The Bonehunters is the sixth book in the series and is the first to combine elements from the three major storylines of the series which have hitherto been separated. The Malazan 14th Army, having defeated Sha'ik's Army of the Apocalypse in Raraku, is now chasing the remnants of that army across the subcontinent of Seven Cities. The rebels' commander, Leoman, decides to make a stand at Y'Ghatan, an ill-omened place where the Malazans have faced devastating losses before. Meanwhile, the Malazan 2nd Army has arrived in Seven Cities from Genabackis to retake the last few cities holding out in rebellion, but it is threatened by the unleashing of a virulent plague. Captain Ganoes Paran soon arrives to help solve the problem in his new capacity as Master of the Deck of Dragons. Elsewhere, strange black ships have been sighed around the periphary of the Malazan Empire, unleashing powerful sorcery, and Heboric Ghost-Hands must undertake a journey back to Otataral Island and his destiny...
The Bonehunters is a huge, complex book with a meticulously structured plot. Many of the characters are compelling, with Erikson successfully bringing alive many characters who were just ciphers in the fourth volume, House of Chains (which in the series' convoluted timeline immediately precedes The Bonehunters), but again his habit of making too many characters similar to one another is jarring. The prevalance of characters answering questions 'with a shrug' is particularly annoying. Unlike many of the previous volumes, The Bonehunters is also a transition book. It doesn't have a self-contained plot itself, it merely picks up the pieces from Memories of Ice, House of Chains and Midnight Tides and mixes them together in preperation for the next two volumes, Reaper's Gale and Toll the Hounds. Also, the book is rather oddly divided in half.

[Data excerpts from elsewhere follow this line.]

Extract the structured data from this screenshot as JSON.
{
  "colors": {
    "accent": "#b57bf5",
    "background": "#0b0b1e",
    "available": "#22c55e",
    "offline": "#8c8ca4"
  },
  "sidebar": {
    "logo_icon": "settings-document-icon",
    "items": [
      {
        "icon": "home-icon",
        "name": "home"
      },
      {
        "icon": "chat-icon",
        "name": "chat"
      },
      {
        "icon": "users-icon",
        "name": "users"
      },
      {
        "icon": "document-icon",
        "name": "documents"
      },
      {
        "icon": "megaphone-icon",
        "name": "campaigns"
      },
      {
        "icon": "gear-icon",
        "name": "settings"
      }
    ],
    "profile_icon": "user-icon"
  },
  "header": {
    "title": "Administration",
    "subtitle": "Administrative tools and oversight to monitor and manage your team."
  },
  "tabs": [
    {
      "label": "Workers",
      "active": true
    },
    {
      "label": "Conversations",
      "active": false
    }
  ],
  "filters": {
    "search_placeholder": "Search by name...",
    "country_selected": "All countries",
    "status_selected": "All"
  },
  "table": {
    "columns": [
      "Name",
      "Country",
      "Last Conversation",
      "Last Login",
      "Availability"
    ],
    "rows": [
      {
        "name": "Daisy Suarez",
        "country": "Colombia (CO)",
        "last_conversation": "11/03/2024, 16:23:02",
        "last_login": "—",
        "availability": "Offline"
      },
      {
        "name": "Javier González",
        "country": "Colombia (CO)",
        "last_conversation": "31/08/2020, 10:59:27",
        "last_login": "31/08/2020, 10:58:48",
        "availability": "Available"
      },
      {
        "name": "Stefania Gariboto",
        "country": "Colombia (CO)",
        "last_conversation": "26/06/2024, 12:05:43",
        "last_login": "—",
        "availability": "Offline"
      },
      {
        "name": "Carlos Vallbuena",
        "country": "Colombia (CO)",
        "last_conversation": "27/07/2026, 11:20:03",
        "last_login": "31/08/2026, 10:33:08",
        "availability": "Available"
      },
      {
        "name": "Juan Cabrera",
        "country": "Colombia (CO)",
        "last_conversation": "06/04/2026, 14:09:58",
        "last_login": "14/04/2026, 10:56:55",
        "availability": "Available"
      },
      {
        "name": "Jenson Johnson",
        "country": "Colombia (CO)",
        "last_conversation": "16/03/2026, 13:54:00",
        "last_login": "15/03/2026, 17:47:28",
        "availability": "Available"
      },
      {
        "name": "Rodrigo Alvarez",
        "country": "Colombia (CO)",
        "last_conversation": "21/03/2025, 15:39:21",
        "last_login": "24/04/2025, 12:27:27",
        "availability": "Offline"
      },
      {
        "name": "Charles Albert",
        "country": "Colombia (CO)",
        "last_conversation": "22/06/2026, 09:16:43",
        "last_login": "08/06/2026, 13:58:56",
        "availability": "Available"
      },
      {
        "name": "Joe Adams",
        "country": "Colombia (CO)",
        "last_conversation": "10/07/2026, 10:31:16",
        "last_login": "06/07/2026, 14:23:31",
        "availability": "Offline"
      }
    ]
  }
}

The unexpected arrival of characters from Midnight Tides in the second half of the novel happens with no set-up or foreshadowing and feels like a very artificial plot maneuvere, as do events later on in Malaz City which require major players to act seriously out-of-character in order to get the plot moving where the author wants it to go.

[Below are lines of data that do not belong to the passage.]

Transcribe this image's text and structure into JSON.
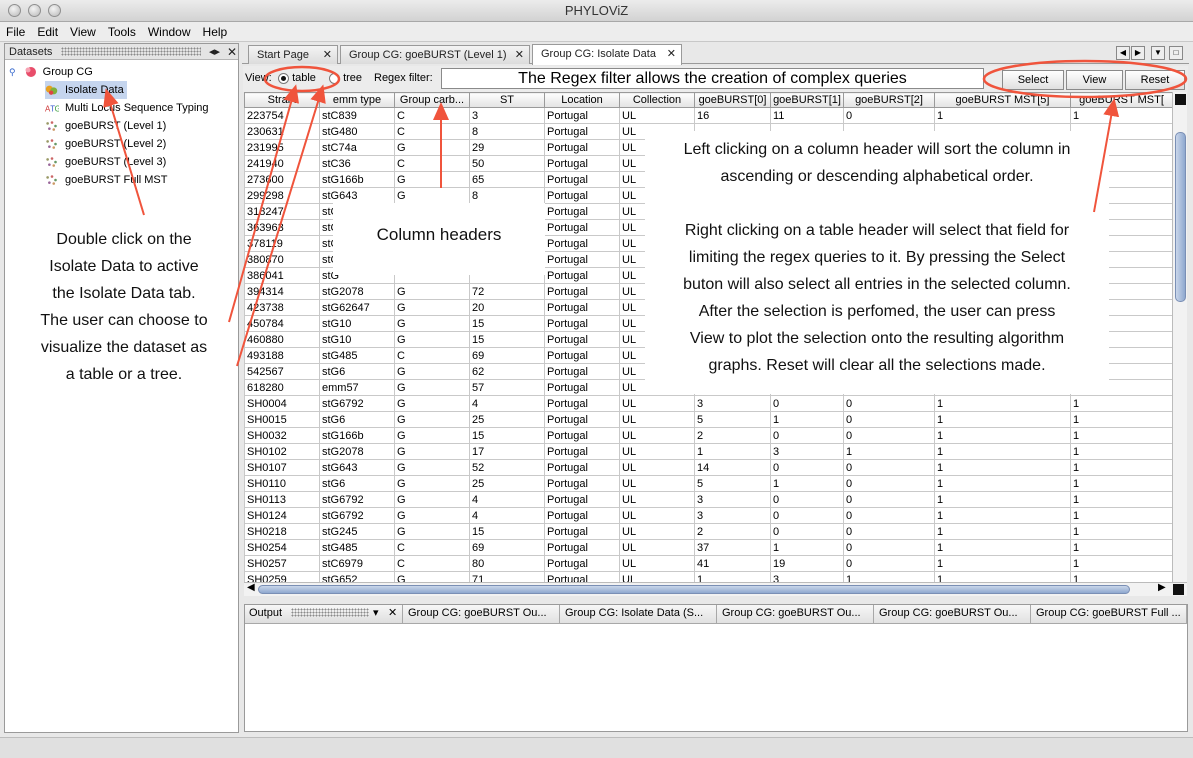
{
  "window": {
    "title": "PHYLOViZ"
  },
  "menu": [
    "File",
    "Edit",
    "View",
    "Tools",
    "Window",
    "Help"
  ],
  "datasets_panel": {
    "title": "Datasets",
    "root": "Group CG",
    "items": [
      {
        "label": "Isolate Data",
        "icon": "isolate-data-icon",
        "selected": true
      },
      {
        "label": "Multi Locus Sequence Typing",
        "icon": "mlst-icon"
      },
      {
        "label": "goeBURST (Level 1)",
        "icon": "goeburst-graph-icon"
      },
      {
        "label": "goeBURST (Level 2)",
        "icon": "goeburst-graph-icon"
      },
      {
        "label": "goeBURST (Level 3)",
        "icon": "goeburst-graph-icon"
      },
      {
        "label": "goeBURST Full MST",
        "icon": "goeburst-graph-icon"
      }
    ]
  },
  "tabs": [
    {
      "label": "Start Page"
    },
    {
      "label": "Group CG: goeBURST (Level 1)"
    },
    {
      "label": "Group CG: Isolate Data",
      "active": true
    }
  ],
  "viewbar": {
    "view_label": "View:",
    "table_label": "table",
    "tree_label": "tree",
    "regex_label": "Regex filter:",
    "regex_value": "The Regex filter allows the creation of complex queries",
    "select_label": "Select",
    "view_button_label": "View",
    "reset_label": "Reset",
    "selected_view": "table"
  },
  "table": {
    "columns": [
      "Strain",
      "emm type",
      "Group carb...",
      "ST",
      "Location",
      "Collection",
      "goeBURST[0]",
      "goeBURST[1]",
      "goeBURST[2]",
      "goeBURST MST[5]",
      "goeBURST MST["
    ],
    "rows": [
      [
        "223754",
        "stC839",
        "C",
        "3",
        "Portugal",
        "UL",
        "16",
        "11",
        "0",
        "1",
        "1"
      ],
      [
        "230631",
        "stG480",
        "C",
        "8",
        "Portugal",
        "UL",
        "",
        "",
        "",
        "",
        ""
      ],
      [
        "231995",
        "stC74a",
        "G",
        "29",
        "Portugal",
        "UL",
        "",
        "",
        "",
        "",
        ""
      ],
      [
        "241940",
        "stC36",
        "C",
        "50",
        "Portugal",
        "UL",
        "",
        "",
        "",
        "",
        ""
      ],
      [
        "273600",
        "stG166b",
        "G",
        "65",
        "Portugal",
        "UL",
        "",
        "",
        "",
        "",
        ""
      ],
      [
        "299298",
        "stG643",
        "G",
        "8",
        "Portugal",
        "UL",
        "",
        "",
        "",
        "",
        ""
      ],
      [
        "318247",
        "stG",
        "",
        "",
        "Portugal",
        "UL",
        "",
        "",
        "",
        "",
        ""
      ],
      [
        "363963",
        "stG",
        "",
        "",
        "Portugal",
        "UL",
        "",
        "",
        "",
        "",
        ""
      ],
      [
        "378119",
        "stG",
        "",
        "",
        "Portugal",
        "UL",
        "",
        "",
        "",
        "",
        ""
      ],
      [
        "380870",
        "stG",
        "",
        "",
        "Portugal",
        "UL",
        "",
        "",
        "",
        "",
        ""
      ],
      [
        "386041",
        "stG",
        "",
        "",
        "Portugal",
        "UL",
        "",
        "",
        "",
        "",
        ""
      ],
      [
        "394314",
        "stG2078",
        "G",
        "72",
        "Portugal",
        "UL",
        "",
        "",
        "",
        "",
        ""
      ],
      [
        "423738",
        "stG62647",
        "G",
        "20",
        "Portugal",
        "UL",
        "",
        "",
        "",
        "",
        ""
      ],
      [
        "450784",
        "stG10",
        "G",
        "15",
        "Portugal",
        "UL",
        "",
        "",
        "",
        "",
        ""
      ],
      [
        "460880",
        "stG10",
        "G",
        "15",
        "Portugal",
        "UL",
        "",
        "",
        "",
        "",
        ""
      ],
      [
        "493188",
        "stG485",
        "C",
        "69",
        "Portugal",
        "UL",
        "",
        "",
        "",
        "",
        ""
      ],
      [
        "542567",
        "stG6",
        "G",
        "62",
        "Portugal",
        "UL",
        "",
        "",
        "",
        "",
        ""
      ],
      [
        "618280",
        "emm57",
        "G",
        "57",
        "Portugal",
        "UL",
        "",
        "",
        "",
        "",
        ""
      ],
      [
        "SH0004",
        "stG6792",
        "G",
        "4",
        "Portugal",
        "UL",
        "3",
        "0",
        "0",
        "1",
        "1"
      ],
      [
        "SH0015",
        "stG6",
        "G",
        "25",
        "Portugal",
        "UL",
        "5",
        "1",
        "0",
        "1",
        "1"
      ],
      [
        "SH0032",
        "stG166b",
        "G",
        "15",
        "Portugal",
        "UL",
        "2",
        "0",
        "0",
        "1",
        "1"
      ],
      [
        "SH0102",
        "stG2078",
        "G",
        "17",
        "Portugal",
        "UL",
        "1",
        "3",
        "1",
        "1",
        "1"
      ],
      [
        "SH0107",
        "stG643",
        "G",
        "52",
        "Portugal",
        "UL",
        "14",
        "0",
        "0",
        "1",
        "1"
      ],
      [
        "SH0110",
        "stG6",
        "G",
        "25",
        "Portugal",
        "UL",
        "5",
        "1",
        "0",
        "1",
        "1"
      ],
      [
        "SH0113",
        "stG6792",
        "G",
        "4",
        "Portugal",
        "UL",
        "3",
        "0",
        "0",
        "1",
        "1"
      ],
      [
        "SH0124",
        "stG6792",
        "G",
        "4",
        "Portugal",
        "UL",
        "3",
        "0",
        "0",
        "1",
        "1"
      ],
      [
        "SH0218",
        "stG245",
        "G",
        "15",
        "Portugal",
        "UL",
        "2",
        "0",
        "0",
        "1",
        "1"
      ],
      [
        "SH0254",
        "stG485",
        "C",
        "69",
        "Portugal",
        "UL",
        "37",
        "1",
        "0",
        "1",
        "1"
      ],
      [
        "SH0257",
        "stC6979",
        "C",
        "80",
        "Portugal",
        "UL",
        "41",
        "19",
        "0",
        "1",
        "1"
      ],
      [
        "SH0259",
        "stG652",
        "G",
        "71",
        "Portugal",
        "UL",
        "1",
        "3",
        "1",
        "1",
        "1"
      ]
    ]
  },
  "annotations": {
    "column_headers": "Column headers",
    "sort_note": [
      "Left clicking on a column header will sort the column in",
      "ascending or descending alphabetical order."
    ],
    "select_note": [
      "Right clicking on a table header will select that field for",
      "limiting the regex queries to it. By pressing the Select",
      "buton will also select all entries in the selected column.",
      "After the selection is perfomed, the user can press",
      "View to plot the selection onto the resulting algorithm",
      "graphs. Reset will clear all the selections made."
    ],
    "left_note": [
      "Double click on the",
      "Isolate Data to active",
      "the Isolate Data tab.",
      "The user can choose to",
      "visualize  the dataset as",
      "a table or a tree."
    ],
    "arrow_color": "#f0543c"
  },
  "output_panel": {
    "title": "Output",
    "tabs": [
      "Group CG: goeBURST Ou...",
      "Group CG: Isolate Data (S...",
      "Group CG: goeBURST Ou...",
      "Group CG: goeBURST Ou...",
      "Group CG: goeBURST Full ..."
    ]
  }
}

So this is a set-up book, but a set-up book with enormous (if unsatisfying compared to his previous efforts) battles, breath-taking showdowns and a concluding section in Malaz City which would make a great action movie.
Sadly, Erikson doesn't fulfil his ambition of toppling George R.R. Martin as the best epic fantasy writer around today with this volume, but he does satisfactorily begin tying the threads of this vast story together for the inevitably explosive conclusion.